Why Your Strategy Isn't Executed
Does your firm have a marketing strategy? If so, you're pretty rare. And if you do, it probably isn't being carried out, according to Michael E. Nagel, VP of the Balanced Scorecard Collaborative in Lincoln, MA. "Only 10% of all strategies ever get executed," he said at the Association of Legal Administrators conference in Montreal.
Here's why:
· 95% of the typical workforce does not understand the strategy.
· 60% of organizations do not link budgets to strategy.
· 70% of organizations do not link middle management incentives to strategy.
· 85% of executive teams spend less than one hour per month discussing strategy.

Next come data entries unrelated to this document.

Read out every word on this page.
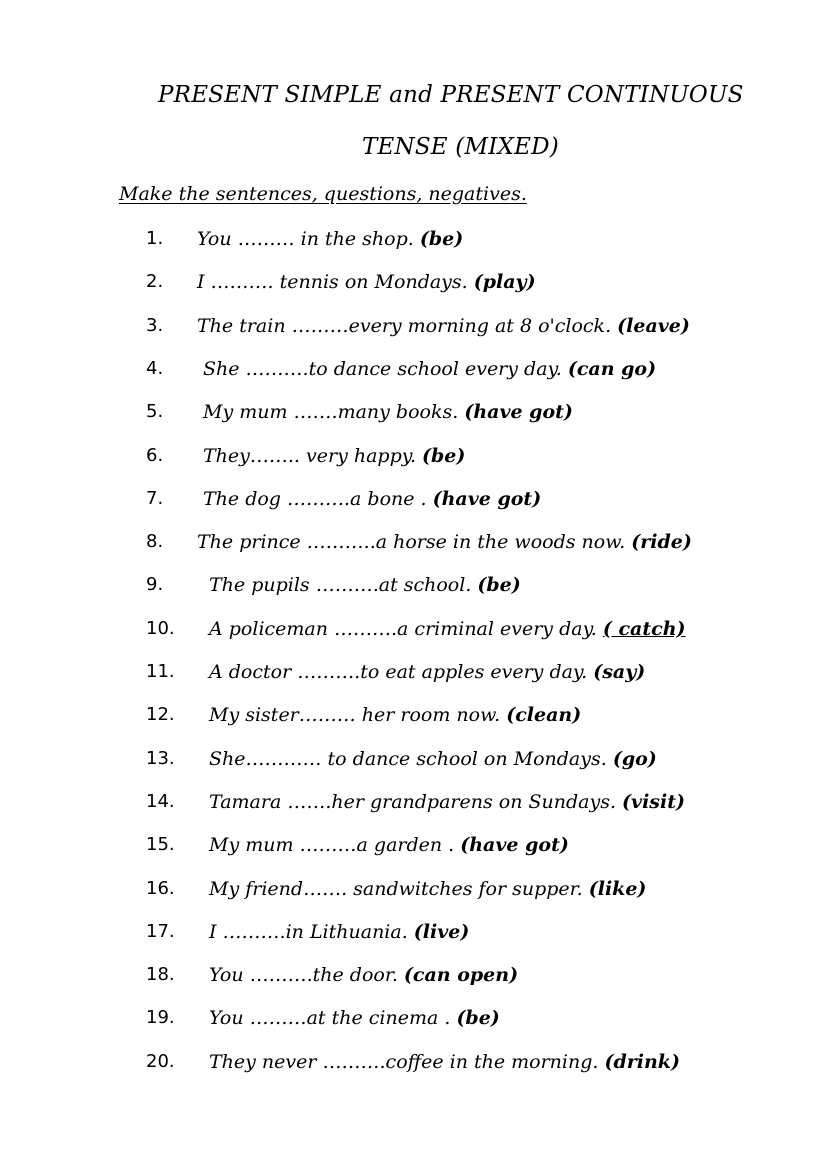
PRESENT SIMPLE and PRESENT CONTINUOUS
TENSE (MIXED)
Make the sentences, questions, negatives.
1. You ……… in the shop. (be)
2. I ………. tennis on Mondays. (play)
3. The train ………every morning at 8 o'clock. (leave)
4. She ……….to dance school every day. (can go)
5. My mum …….many books. (have got)
6. They…….. very happy. (be)
7. The dog ……….a bone . (have got)
8. The prince ………..a horse in the woods now. (ride)
9. The pupils ……….at school. (be)
10. A policeman ……….a criminal every day. ( catch)
11. A doctor ……….to eat apples every day. (say)
12. My sister……… her room now. (clean)
13. She………… to dance school on Mondays. (go)
14. Tamara …….her grandparens on Sundays. (visit)
15. My mum ………a garden . (have got)
16. My friend……. sandwitches for supper. (like)
17. I ……….in Lithuania. (live)
18. You ……….the door. (can open)
19. You ………at the cinema . (be)
20. They never ……….coffee in the morning. (drink)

However, many companies have figured out the solution, including DuPont, Mobil, GTE, Canon, Siemens, Chrysler, BMW, Mellon Bank, Ricoh and Hilton.
1. Start at the top: mobilize change through executive leadership.
2. Translate change into operational terms: set targets and measure progress.
3. Align IT, HR, the finance department and the management committee to support the strategy.
4. Motivate the workforce to make strategy everybody's job.
5. Govern to make strategy a continual process, hold strategic review meetings, review performance based on supporting the strategy, put a budget behind the strategy and share the results.
I have to admit, it all sounded good, and if I were the Czar of the firm, I could issue an edict to make it so. Or else I could hire a platoon of consultants, get everybody to read the books they wrote and get the firm leaders to understand their incredibly complex charts like this one here.
But that's for firms with a bigger budget than mine.